Resize image with mogrify without keeping aspect ratio

I feel silly for having to ask such a simple question, but I have spent the past hour having absolutely no luck whatsoever finding a solution to this. Everyone seems like they need to do the exact opposite of what I need to do.
My question is simply how do I tell mogrify and/or convert to not keep the aspect ratio when resizing an image? I need the image to be an exact power of 2 for both width and height and the images do not come in a 1:1 ratio which means one side has to stretch.
The closest thing I have to an answer is the -extent flag, but that just extends the canvas. I need the original image to fill the entire thing.
After another half hour of searching I have stumbled upon the overly simple answer. The following will resize an image with the exact dimensions given:
mogrify input.png -resize 256x256! output.png
If you want to read more about it, I got the answer from this link:
https://superuser.com/questions/212752/how-to-stretch-an-image-in-one-dimension
use "!" in convert -resize, for ex:
convert "from-img" -resize 800x480! "to-img"

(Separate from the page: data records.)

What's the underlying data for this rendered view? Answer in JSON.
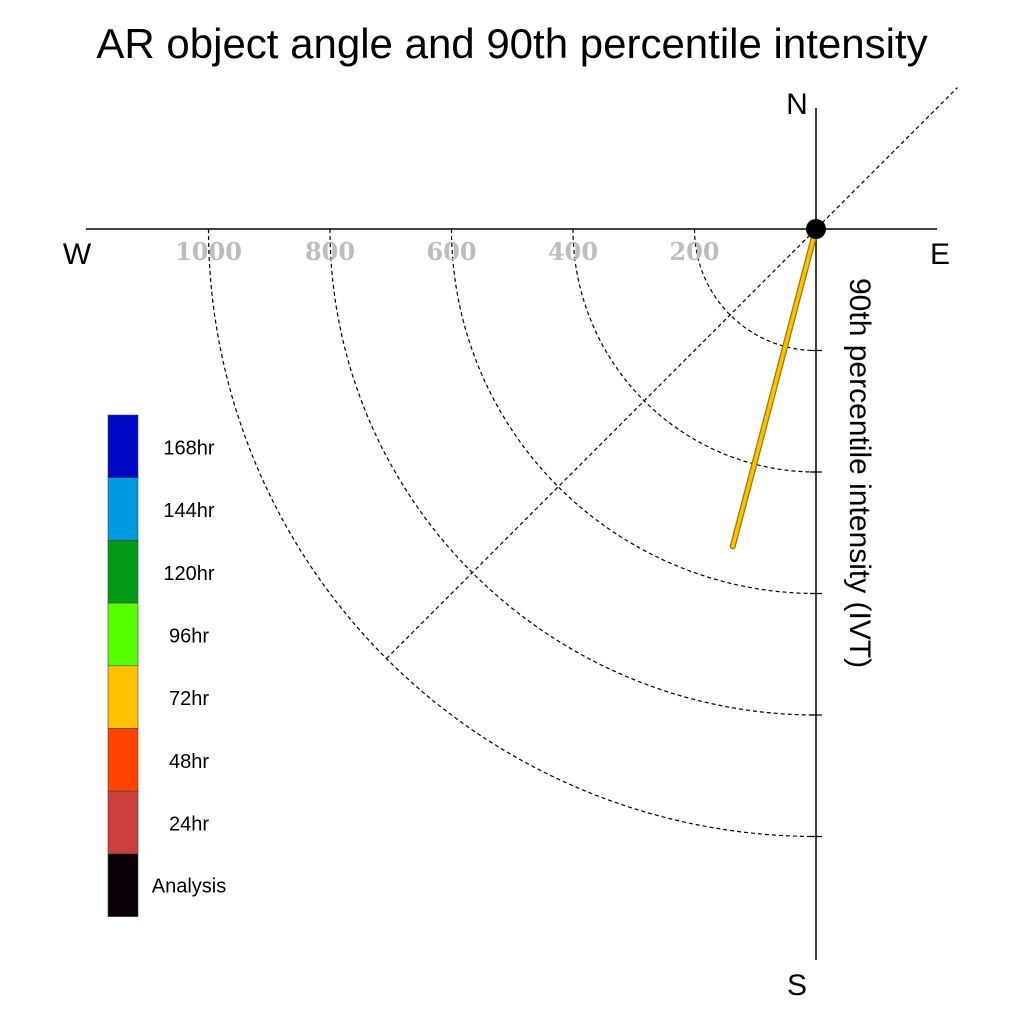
{
  "chart_data": {
    "type": "polar-line",
    "title": "AR object angle and 90th percentile intensity",
    "ylabel": "90th percentile intensity (IVT)",
    "compass": {
      "north": "N",
      "south": "S",
      "east": "E",
      "west": "W"
    },
    "radial_ticks": [
      {
        "value": 200,
        "label": "200"
      },
      {
        "value": 400,
        "label": "400"
      },
      {
        "value": 600,
        "label": "600"
      },
      {
        "value": 800,
        "label": "800"
      },
      {
        "value": 1000,
        "label": "1000"
      }
    ],
    "rmax": 1200,
    "diagonal_angle_deg": 45,
    "series": [
      {
        "name": "72hr",
        "angle_deg": 194.7,
        "intensity": 540,
        "color": "#ffc000"
      }
    ],
    "origin_marker_color": "#000000",
    "legend": {
      "placement": "left",
      "items": [
        {
          "label": "168hr",
          "color": "#0008c8"
        },
        {
          "label": "144hr",
          "color": "#009ade"
        },
        {
          "label": "120hr",
          "color": "#009a16"
        },
        {
          "label": "96hr",
          "color": "#55ff00"
        },
        {
          "label": "72hr",
          "color": "#ffc000"
        },
        {
          "label": "48hr",
          "color": "#ff4400"
        },
        {
          "label": "24hr",
          "color": "#cc3d3d"
        },
        {
          "label": "Analysis",
          "color": "#0a0008"
        }
      ]
    }
  }
}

Facebook-like resizing of images using ImageMagick

I would like to resize (downscale) some images the way that Facebook does it. ImageMagick, but hey, I'm open for suggestions :)
I believe Facebook is doing this:
Say you have a max width x height of 250x200, Facebook is optimizing the use of this. Tries to use as much of the 250x200 as possible. If for instance you scale down an image and get 220x200, then they cut from the top and the bottom of the image until they use as much as possible of the 250x200 frame. Actually I think they take more from the bottom, than the top (around 1:2.5), which I believe is because most pictures have the head at the top and Facebook realizes this.
Is there any name for this kind of resizing algorithm? And is there any way to have ImageMagick do this?
Thanks in advance!
Edit
It actually appears that Facebook might not be doing this "smart" resizing technique after all. They just resize where they have a minwidth/minheight. Then when they show the image in their album, they cut from the top/bottom or left/right to use as much as possible for the frame (that is how I perceive it at least).
-Tobias
You can use ImageMagick to get the dimensions of an image, scale then crop it. As to whether you are accurately describing the algorithm Facebook uses, I don't know.
I think the following link addresses the problem you're trying to tackle:
http://www.imagemagick.org/Usage/resize/#space_fill
The example they give at the very end is...
convert logo: \
-resize 160x -resize 'x160<' -resize 50% \
-gravity center -crop 80x80+0+0 +repage space_fill_2.jpg
That command resizes an image to be 160 pixels wide, resizes it to be 160 pixels tall, takes the larger of the two resized images and shrinks it by half, and crop it to 80x80.
The following may be of interest to you:
http://www.google.com/search?q=image+entroy+cropping
I've read several documents about using image entropy to choose what part of the image to crop.
Another related link -
Django, sorl-thumbnail crop picture head
edits: added related links, specified an example command for doing a similar task with link to source of example.